My oldest son seems to be aware of international anti-Semitism, telling me he fears ISIS and other terrorism aimed at Jews. But when I press him to see what he knows about what’s going on in our own country, he seems oblivious to the recent spate of anti-Semitic incidents.
I waver about how much to share with him. He is 11 years old, with an iPhone of his own and an ability to read and watch the news, though he seems to prefer mindless YouTube videos and sports. He’s created his own online bubble of sorts, impossible as that might seem given the bombardment of information.
Regardless of how much he knows, I can’t undo all that I know about our world today. At Northwestern University, just 25 minutes from our home, a Jewish studies professor reports that he came face to face with a man who gave him the Nazi salute and shouted “Heil Hitler.” The head of the Anti-Defamation League says anti-Semitic public and political discourse is at its worst in this country since the 1930s. And as scholars like Deborah Lipstadt and Alan Dershowitz tell us, neither side of the political aisle is innocent when it comes to anti-Semitism, even if it manifests differently on the right and left.
When I ask my son if he wants to know more about the current environment in the United States, his response is emphatic.
“I don’t want to hear about anything here,” he tells me.
I adhere to his wishes and don’t enlighten him on the increased anti-Semitism. Still, I’m sad that I can’t disagree with his desire to keep our Jewish identity on the down low this holiday season.

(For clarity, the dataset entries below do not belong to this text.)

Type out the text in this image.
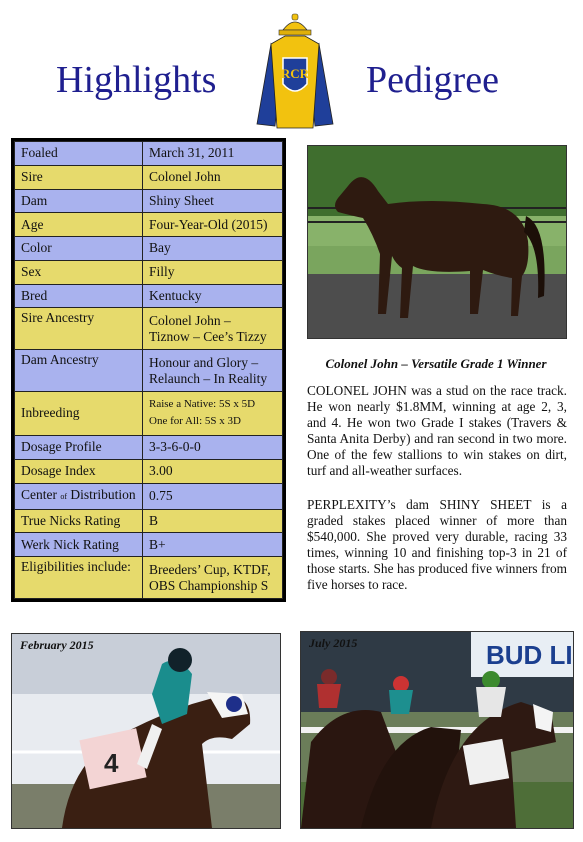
Highlights	Pedigree
RCR
Foaled	March 31, 2011
Sire	Colonel John
Dam	Shiny Sheet
Age	Four-Year-Old (2015)
Color	Bay
Sex	Filly
Bred	Kentucky
Sire Ancestry	Colonel John –
Tiznow – Cee’s Tizzy

Dam Ancestry	Honour and Glory –
Relaunch – In Reality

Inbreeding	Raise a Native: 5S x 5D
One for All: 5S x 3D

Dosage Profile	3-3-6-0-0
Dosage Index	3.00
Center of Distribution	0.75
True Nicks Rating	B
Werk Nick Rating	B+
Eligibilities include:	Breeders’ Cup, KTDF,
OBS Championship S
Colonel John – Versatile Grade 1 Winner
COLONEL JOHN was a stud on the race track. He won nearly $1.8MM, winning at age 2, 3, and 4. He won two Grade I stakes (Travers & Santa Anita Derby) and ran second in two more. One of the few stallions to win stakes on dirt, turf and all-weather surfaces.
PERPLEXITY’s dam SHINY SHEET is a graded stakes placed winner of more than $540,000. She proved very durable, racing 33 times, winning 10 and finishing top-3 in 21 of those starts. She has produced five winners from five horses to race.
4
February 2015	BUD LI
July 2015
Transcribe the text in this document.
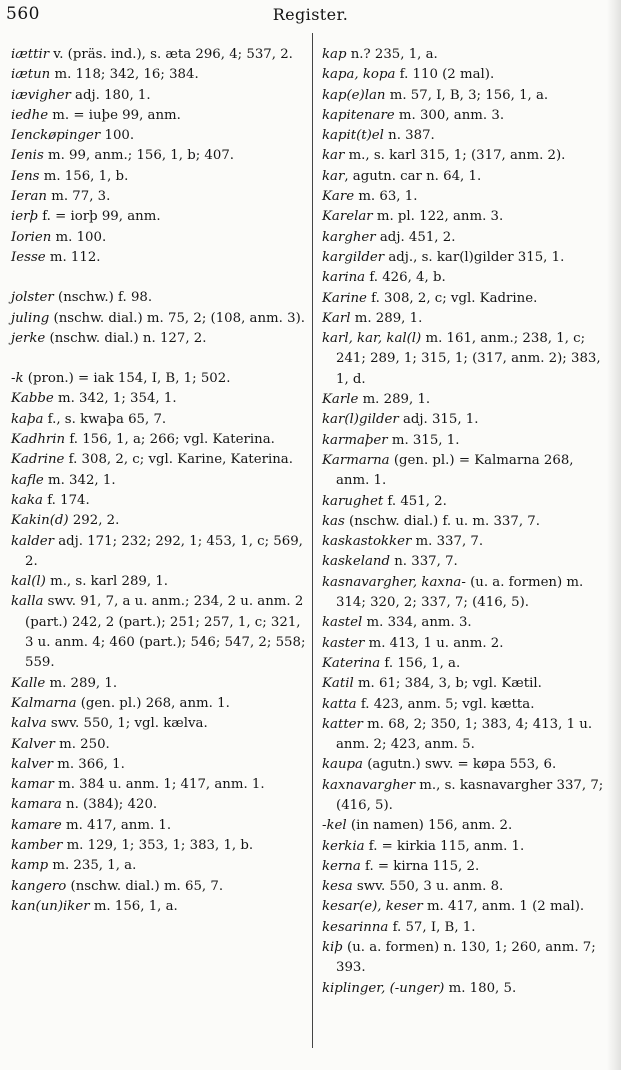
560	Register.
iættir v. (präs. ind.), s. æta 296, 4; 537, 2.
iætun m. 118; 342, 16; 384.
iævigher adj. 180, 1.
iedhe m. = iuþe 99, anm.
Ienckøpinger 100.
Ienis m. 99, anm.; 156, 1, b; 407.
Iens m. 156, 1, b.
Ieran m. 77, 3.
ierþ f. = iorþ 99, anm.
Iorien m. 100.
Iesse m. 112.
jolster (nschw.) f. 98.
juling (nschw. dial.) m. 75, 2; (108, anm. 3).
jerke (nschw. dial.) n. 127, 2.
-k (pron.) = iak 154, I, B, 1; 502.
Kabbe m. 342, 1; 354, 1.
kaþa f., s. kwaþa 65, 7.
Kadhrin f. 156, 1, a; 266; vgl. Katerina.
Kadrine f. 308, 2, c; vgl. Karine, Katerina.
kafle m. 342, 1.
kaka f. 174.
Kakin(d) 292, 2.
kalder adj. 171; 232; 292, 1; 453, 1, c; 569, 2.
kal(l) m., s. karl 289, 1.
kalla swv. 91, 7, a u. anm.; 234, 2 u. anm. 2 (part.) 242, 2 (part.); 251; 257, 1, c; 321, 3 u. anm. 4; 460 (part.); 546; 547, 2; 558; 559.
Kalle m. 289, 1.
Kalmarna (gen. pl.) 268, anm. 1.
kalva swv. 550, 1; vgl. kælva.
Kalver m. 250.
kalver m. 366, 1.
kamar m. 384 u. anm. 1; 417, anm. 1.
kamara n. (384); 420.
kamare m. 417, anm. 1.
kamber m. 129, 1; 353, 1; 383, 1, b.
kamp m. 235, 1, a.
kangero (nschw. dial.) m. 65, 7.
kan(un)iker m. 156, 1, a.
kap n.? 235, 1, a.
kapa, kopa f. 110 (2 mal).
kap(e)lan m. 57, I, B, 3; 156, 1, a.
kapitenare m. 300, anm. 3.
kapit(t)el n. 387.
kar m., s. karl 315, 1; (317, anm. 2).
kar, agutn. car n. 64, 1.
Kare m. 63, 1.
Karelar m. pl. 122, anm. 3.
kargher adj. 451, 2.
kargilder adj., s. kar(l)gilder 315, 1.
karina f. 426, 4, b.
Karine f. 308, 2, c; vgl. Kadrine.
Karl m. 289, 1.
karl, kar, kal(l) m. 161, anm.; 238, 1, c; 241; 289, 1; 315, 1; (317, anm. 2); 383, 1, d.
Karle m. 289, 1.
kar(l)gilder adj. 315, 1.
karmaþer m. 315, 1.
Karmarna (gen. pl.) = Kalmarna 268, anm. 1.
karughet f. 451, 2.
kas (nschw. dial.) f. u. m. 337, 7.
kaskastokker m. 337, 7.
kaskeland n. 337, 7.
kasnavargher, kaxna- (u. a. formen) m. 314; 320, 2; 337, 7; (416, 5).
kastel m. 334, anm. 3.
kaster m. 413, 1 u. anm. 2.
Katerina f. 156, 1, a.
Katil m. 61; 384, 3, b; vgl. Kætil.
katta f. 423, anm. 5; vgl. kætta.
katter m. 68, 2; 350, 1; 383, 4; 413, 1 u. anm. 2; 423, anm. 5.
kaupa (agutn.) swv. = køpa 553, 6.
kaxnavargher m., s. kasnavargher 337, 7; (416, 5).
-kel (in namen) 156, anm. 2.
kerkia f. = kirkia 115, anm. 1.
kerna f. = kirna 115, 2.
kesa swv. 550, 3 u. anm. 8.
kesar(e), keser m. 417, anm. 1 (2 mal).
kesarinna f. 57, I, B, 1.
kiþ (u. a. formen) n. 130, 1; 260, anm. 7; 393.
kiplinger, (-unger) m. 180, 5.
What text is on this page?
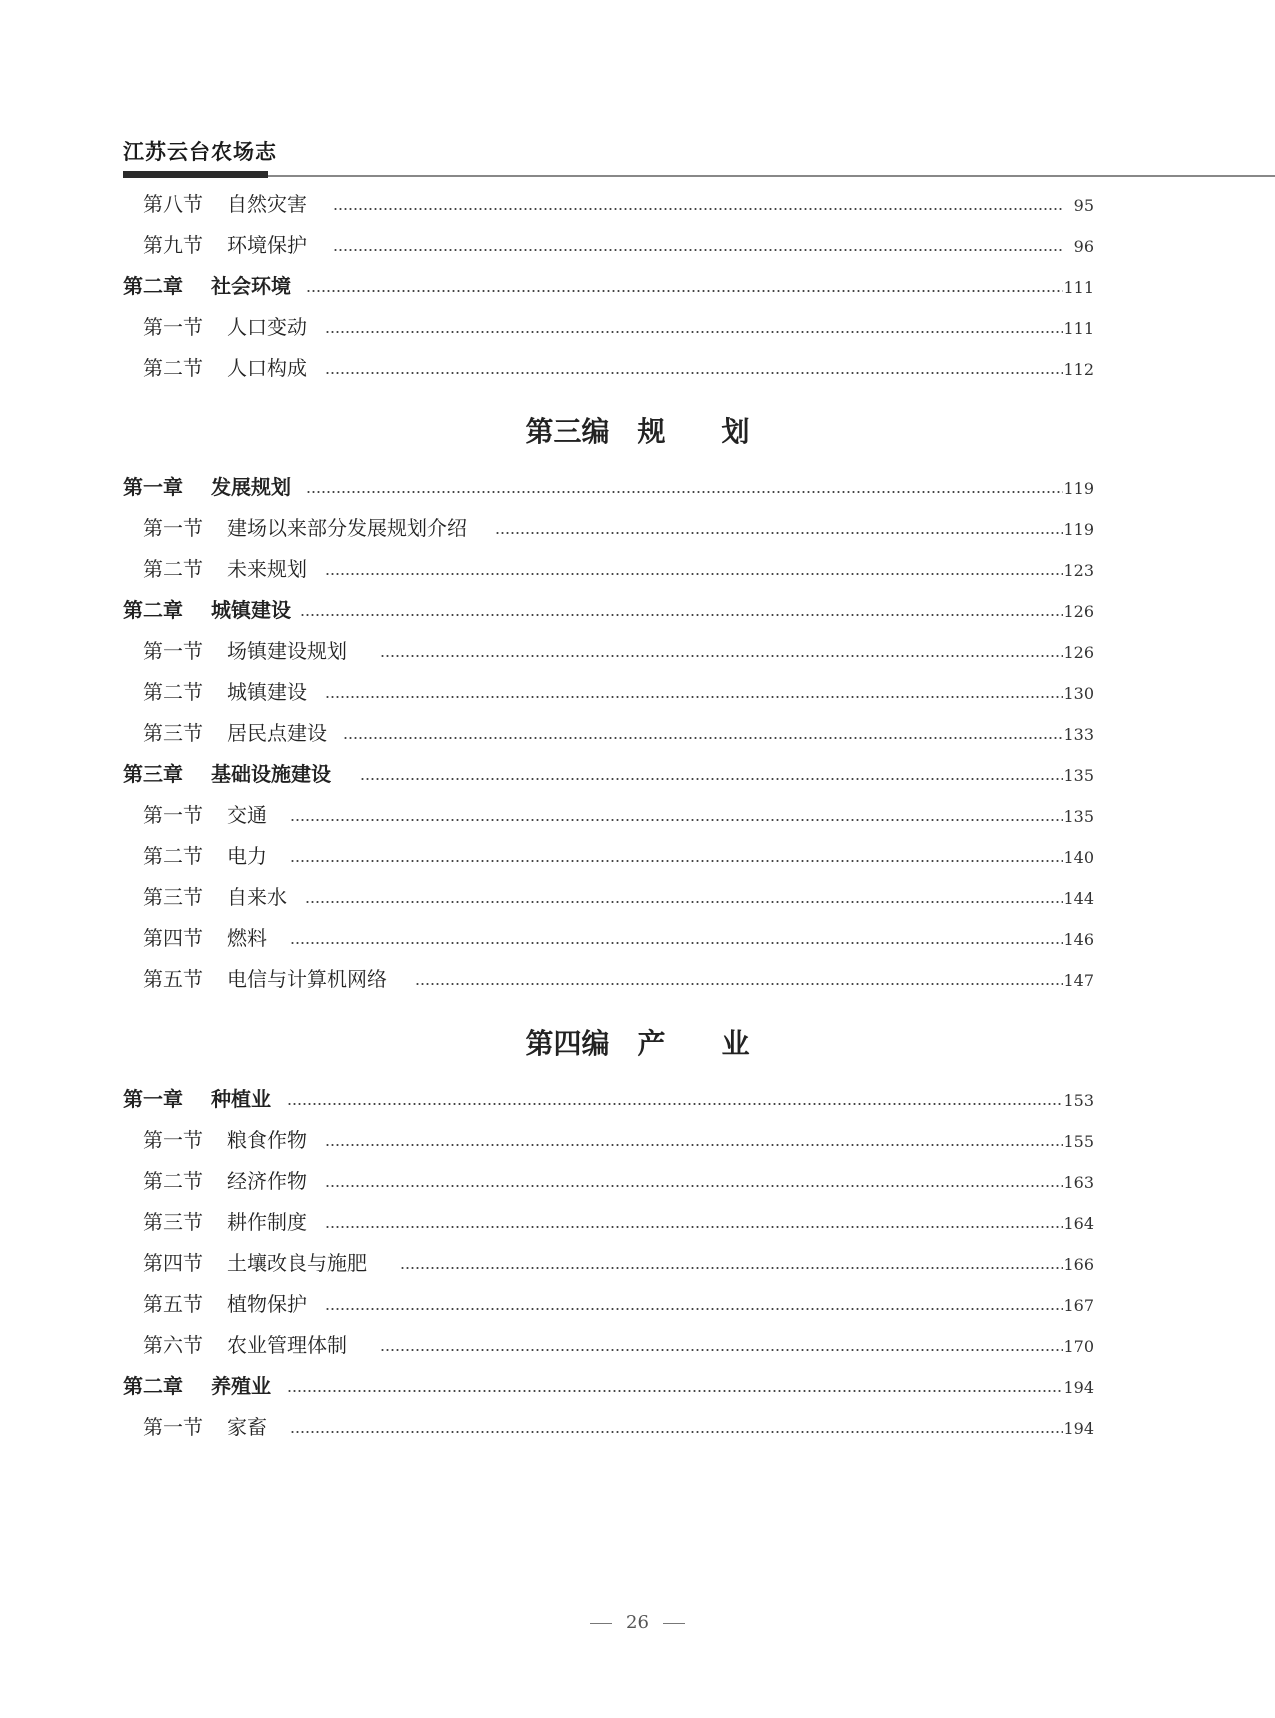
江苏云台农场志
第八节 自然灾害	95
第九节 环境保护	96
第二章 社会环境	111
第一节 人口变动	111
第二节 人口构成	112
第三编 规　　划
第一章 发展规划	119
第一节 建场以来部分发展规划介绍	119
第二节 未来规划	123
第二章 城镇建设	126
第一节 场镇建设规划	126
第二节 城镇建设	130
第三节 居民点建设	133
第三章 基础设施建设	135
第一节 交通	135
第二节 电力	140
第三节 自来水	144
第四节 燃料	146
第五节 电信与计算机网络	147
第四编 产　　业
第一章 种植业	153
第一节 粮食作物	155
第二节 经济作物	163
第三节 耕作制度	164
第四节 土壤改良与施肥	166
第五节 植物保护	167
第六节 农业管理体制	170
第二章 养殖业	194
第一节 家畜	194
26
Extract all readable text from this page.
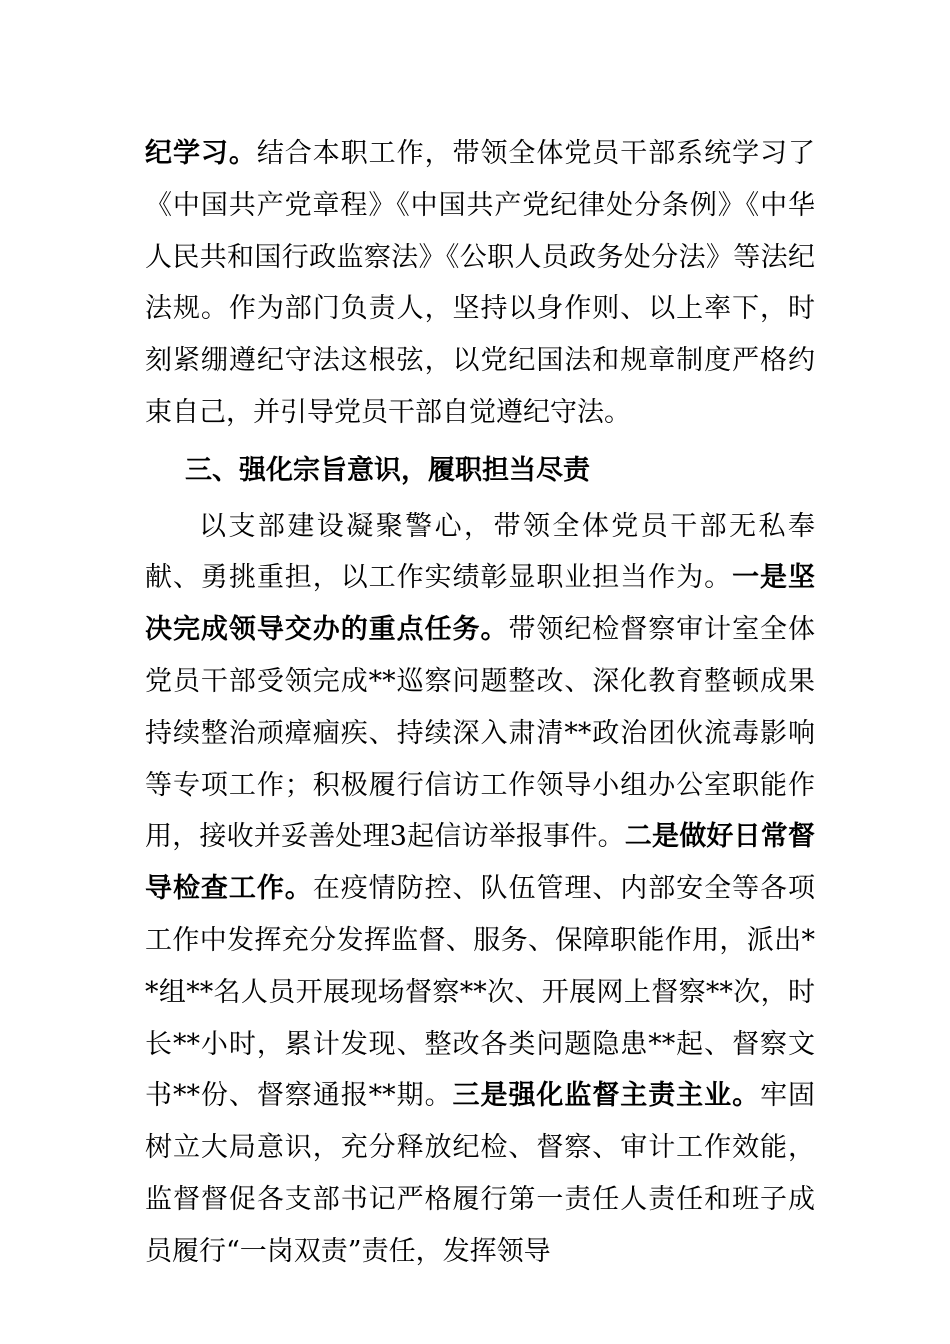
纪学习。结合本职工作，带领全体党员干部系统学习了《中国共产党章程》《中国共产党纪律处分条例》《中华人民共和国行政监察法》《公职人员政务处分法》等法纪法规。作为部门负责人，坚持以身作则、以上率下，时刻紧绷遵纪守法这根弦，以党纪国法和规章制度严格约束自己，并引导党员干部自觉遵纪守法。

三、强化宗旨意识，履职担当尽责

以支部建设凝聚警心，带领全体党员干部无私奉献、勇挑重担，以工作实绩彰显职业担当作为。一是坚决完成领导交办的重点任务。带领纪检督察审计室全体党员干部受领完成**巡察问题整改、深化教育整顿成果持续整治顽瘴痼疾、持续深入肃清**政治团伙流毒影响等专项工作；积极履行信访工作领导小组办公室职能作用，接收并妥善处理3起信访举报事件。二是做好日常督导检查工作。在疫情防控、队伍管理、内部安全等各项工作中发挥充分发挥监督、服务、保障职能作用，派出**组**名人员开展现场督察**次、开展网上督察**次，时长**小时，累计发现、整改各类问题隐患**起、督察文书**份、督察通报**期。三是强化监督主责主业。牢固树立大局意识，充分释放纪检、督察、审计工作效能，监督督促各支部书记严格履行第一责任人责任和班子成员履行“一岗双责”责任，发挥领导
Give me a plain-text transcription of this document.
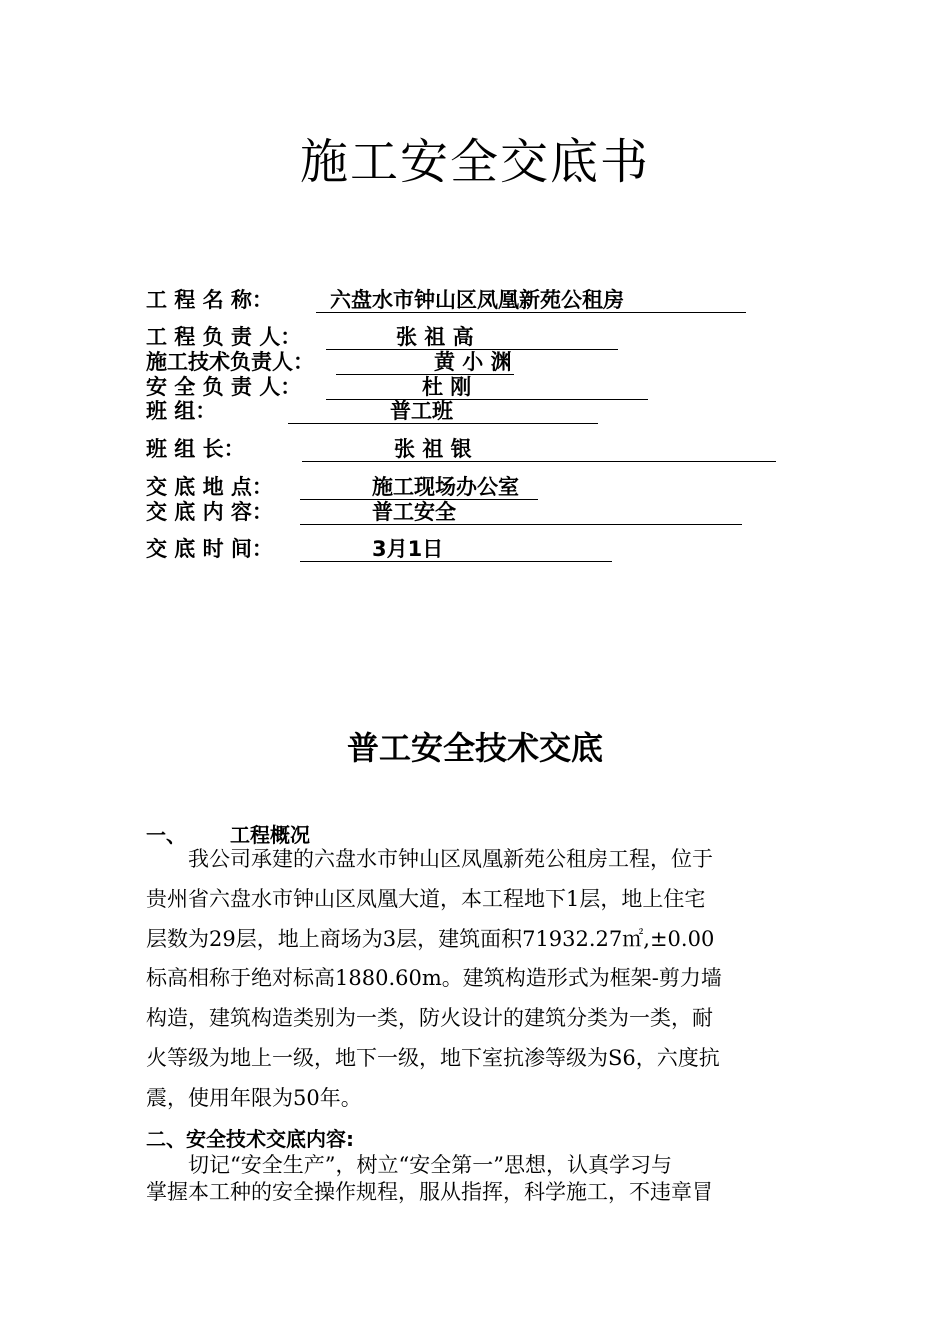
施工安全交底书
工 程 名 称：	六盘水市钟山区凤凰新苑公租房
工 程 负 责 人：	张 祖 高
施工技术负责人：	黄 小 渊
安 全 负 责 人：	杜 刚
班 组：	普工班
班 组 长：	张 祖 银
交 底 地 点：	施工现场办公室
交 底 内 容：	普工安全
交 底 时 间：	3月1日
普工安全技术交底
一、 工程概况
我公司承建的六盘水市钟山区凤凰新苑公租房工程，位于
贵州省六盘水市钟山区凤凰大道，本工程地下1层，地上住宅
层数为29层，地上商场为3层，建筑面积71932.27㎡,±0.00
标高相称于绝对标高1880.60m。建筑构造形式为框架-剪力墙
构造，建筑构造类别为一类，防火设计的建筑分类为一类，耐
火等级为地上一级，地下一级，地下室抗渗等级为S6，六度抗
震，使用年限为50年。
二、安全技术交底内容:
切记“安全生产”，树立“安全第一”思想，认真学习与
掌握本工种的安全操作规程，服从指挥，科学施工，不违章冒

When I was a child, my youngest brother, at the same age as my youngest son is now, asked a guitarist at the Grand Ole Opry Hotel in Nashville if he could play the song, “I have a little Dreidel.” We all laughed, and the musician acknowledged he didn’t know that tune, so we settled for “Jingle Bells.” But the whole exchange was funny, and there was no fear from my parents that the man with the guitar might hate us because we were Jewish.
That incident occurred in 1987. Now less than 30 years later, I don’t have that same luxury of laughter my parents were afforded. As much as I want to dispel my son’s fears when his younger brother tells a stranger we are Jewish, I can’t in good faith tell him not to be afraid, even if I’m sparing him all the details why. For now, I’ll keep him inside our bubble, ever mindful of when the time will come to burst it.